The Military Intelligence Hall of Fame
Fort Huachua, Arizona
Fort Huachuca is home of the U.S. Army Intelligence Center and the U.S. Army Network Enterprise Technology Command (NETCOM)/9th Army Signal Command. Located in Cochise County, in southeast Arizona, about 70 miles southeast of Tucson and 15 miles north of the border with Mexico, Fort Huachuca was annexed in 1971 by the city of Sierra Vista and was declared a national landmark in 1976. Fort Huachuca is also the headquarters of Army Military Affiliate Radio System (MARS) and the Joint Interoperability Test Command (JITC) and the Electronic Proving Ground (EPG). Libby Army Airfield is located on post and shares the runway with Sierra Vista Municipal Airport; it is on the list of alternate landing locations for the space shuttle, though it has never been used as such.
Driving Directions: Fort Huachuca is located in the Southeastern corner of Arizona. Take exit 302 from Interstate 10 and drive south for approximately 25 miles to the main gate. This will be the second traffic light after passing through Huachuca City. Turn right at the traffic light to enter the post. Pull off to the right to get a temporary visitor's pass before proceeding to the security check point. To obtain a visitor's pass, you will need the following documents:
1. Picture ID -- driver's license.
2. Vehicle Registration.
3. Proof of Insurance.
4. Assignment or TDY orders (Military or Civilian workers only— not required for visitors.)
* Note that vehicle registration and proof of insurance are required only if you are driving your own privately owned vehicle or a rental vehicle onto Fort Huachuca. If you are using public transportation such as a taxi or shuttle bus, those documents are not required.
What does US Military Intelligence Do?
In the United States Armed Forces, Military Intelligence (sometimes referred to as MI) refers specifically to the intelligence components of the United States Army. Other branches of the service have their own military intelligence components, referred to by other names.
Intelligence gathering has been a part of human cultures for millennia. Military. Even in the Bible, “the Lord spoke to Moses saying, ‘Send out for yourself men so that they may spy out the land of Canaan…’ When the Continental Army was founded in 1775, intelligence personnel were an integral part of it. George Washington spent $17,000 on paid informants. When Nathan Hale said, “I regret that I have but one life to give for my country,” he was an American spy captured on an espionage mission, having been a member of Lt. Col. Thomas Knowlton’s “rangers” (intelligence operatives).
In 1885, the Army established the Military Intelligence Division (MID). In 1903, the MID was placed under the new general staff in an elevated position.

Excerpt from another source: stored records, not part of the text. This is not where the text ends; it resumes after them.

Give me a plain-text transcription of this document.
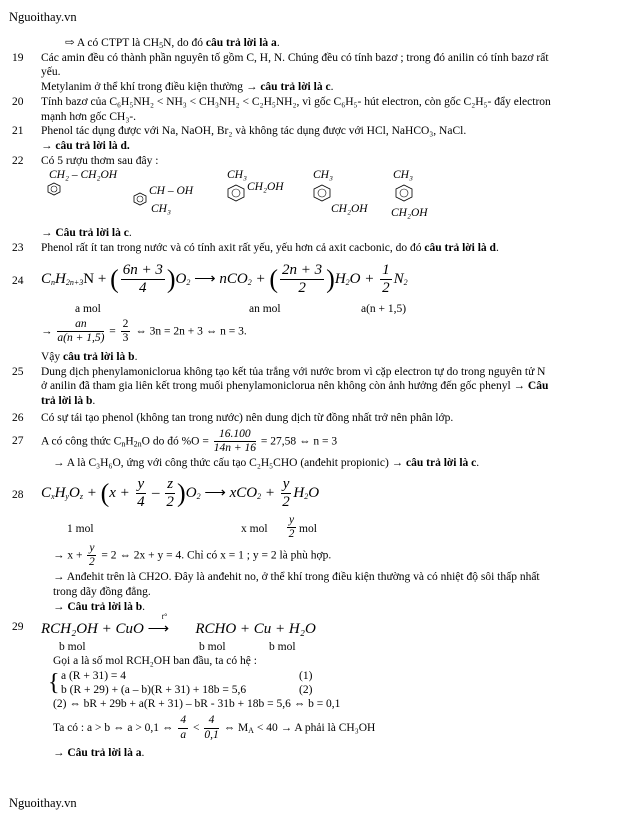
Nguoithay.vn
⇨ A có CTPT là $CH_5N$, do đó câu trả lời là a.
19 Các amin đều có thành phần nguyên tố gồm C, H, N. Chúng đều có tính bazơ ; trong đó anilin có tính bazơ rất
yếu.
Metylanim ở thể khí trong điều kiện thường → câu trả lời là c.
20 Tính bazơ của C₆H₅NH₂ < NH₃ < CH₃NH₂ < C₂H₅NH₂, vì gốc C₆H₅- hút electron, còn gốc C₂H₅- đẩy electron
mạnh hơn gốc CH₃-.
21 Phenol tác dụng được với Na, NaOH, Br₂ và không tác dụng được với HCl, NaHCO₃, NaCl.
→ câu trả lời là d.
22 Có 5 rượu thơm sau đây :
CH₂ – CH₂OH
CH – OH
CH₃
CH₃
CH₂OH
CH₃
CH₂OH
CH₃
CH₂OH
→ Câu trả lời là c.
23 Phenol rất ít tan trong nước và có tính axit rất yếu, yếu hơn cả axit cacbonic, do đó câu trả lời là d.
24 $C_nH_{2n+3}N$ + ( $\frac{6n + 3}{4} )O_2$ ⟶ nCO$_2$ + ( $\frac{2n + 3}{2} )H_2O + \frac{1}{2} N_2$
a mol	an mol	a(n + 1,5)
→ $\frac{an}{a(n + 1,5)} = \frac{2}{3}$ ⇔ 3n = 2n + 3 ⇔ n = 3.
Vậy câu trả lời là b.
25 Dung dịch phenylamoniclorua không tạo kết tủa trắng với nước brom vì cặp electron tự do trong nguyên tử N
ở anilin đã tham gia liên kết trong muối phenylamoniclorua nên không còn ảnh hưởng đến gốc phenyl → Câu
trả lời là b.
26 Có sự tái tạo phenol (không tan trong nước) nên dung dịch từ đồng nhất trở nên phân lớp.
27 A có công thức $C_nH_{2n}O$ do đó $\%O = \frac{16.100}{14n + 16} = 27,58$ ⇔ n = 3
→ A là C₃H₆O, ứng với công thức cấu tạo C₂H₅CHO (anđehit propionic) → câu trả lời là c.
28 $C_xH_yO_z + (x + \frac{y}{4} - \frac{z}{2} )O_2$ ⟶ $xCO_2 + \frac{y}{2} H_2O$
1 mol	x mol $\frac{y}{2}$ mol
→ $x + \frac{y}{2} = 2$ ⇔ 2x + y = 4. Chỉ có x = 1 ; y = 2 là phù hợp.
→ Anđehit trên là CH2O. Đây là anđehit no, ở thể khí trong điều kiện thường và có nhiệt độ sôi thấp nhất
trong dãy đồng đẳng.
→ Câu trả lời là b.
29 RCH₂OH + CuO
t°
⟶ RCHO + Cu + H₂O
b mol	b mol	b mol
Gọi a là số mol RCH₂OH ban đầu, ta có hệ :
{ a (R + 31) = 4	(1)
b (R + 29) + (a – b)(R + 31) + 18b = 5,6	(2)
(2) ⇔ bR + 29b + a(R + 31) – bR - 31b + 18b = 5,6 ⇔ b = 0,1
Ta có : a > b ⇔ a > 0,1 ⇔ $\frac{4}{a} < \frac{4}{0,1}$ ⇔ $M_A < 40 \to A$ phải là CH₃OH
→ Câu trả lời là a.
Nguoithay.vn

In March 1942, the Military Intelligence Division was reorganized as the Military Intelligence Service (MIS). It originally consisted of just 26 people, 16 of them officers, but it soon increased in size to include 342 officers and 1,000 enlisted personnel and civilians. Its job was to collect, analyze, and disseminate intelligence. Initially it included: an Administrative Group, Intelligence Group, Counter-intelligence Group and an Operations Group.
In May 1942, Alfred McCormack established the Special Branch of MIS, which specialized in COMINT (Communications Intelligence).
In 1945, the Special Branch became the Army Security Agency. In 1946, the Counter-Intelligence Group became the US Army Counter Intelligence Corps.
To meet the Army's increased requirement for national and tactical intelligence, an Intelligence and Security Branch was established in the Army effective July 1, 1962, by General Orders No. 38, July 3, 1962. On July 1, 1967, the branch was redesignated as Military Intelligence.
Military Intelligence was so highly classified in nature that public was relatively oblivious to the existence or workings of the Military Intelligence Service both during World War II and long after. A few records about MIS finally saw light of day in 1972 following Freedom of Information Act requests. As the Japanese Americans in the Military Intelligence Service website says, “Consequently, many MIS soldiers did not receive recognition and/or decorations for their remarkable efforts. They became ‘unsung heroes,’ unacknowledged for their important contributions in wartime as well as postwar activities.”
In July 1967, a number of intelligence and security organizations were combined to form the military intelligence branch. In 1977 they eventually recombined with the Army Intelligence Agency and Army Security Agency to become the U.S. Army Intelligence and Security Command.
The Military Intelligence Corps was activated on July 1, 1987 in accordance with the United States Army Regimental System.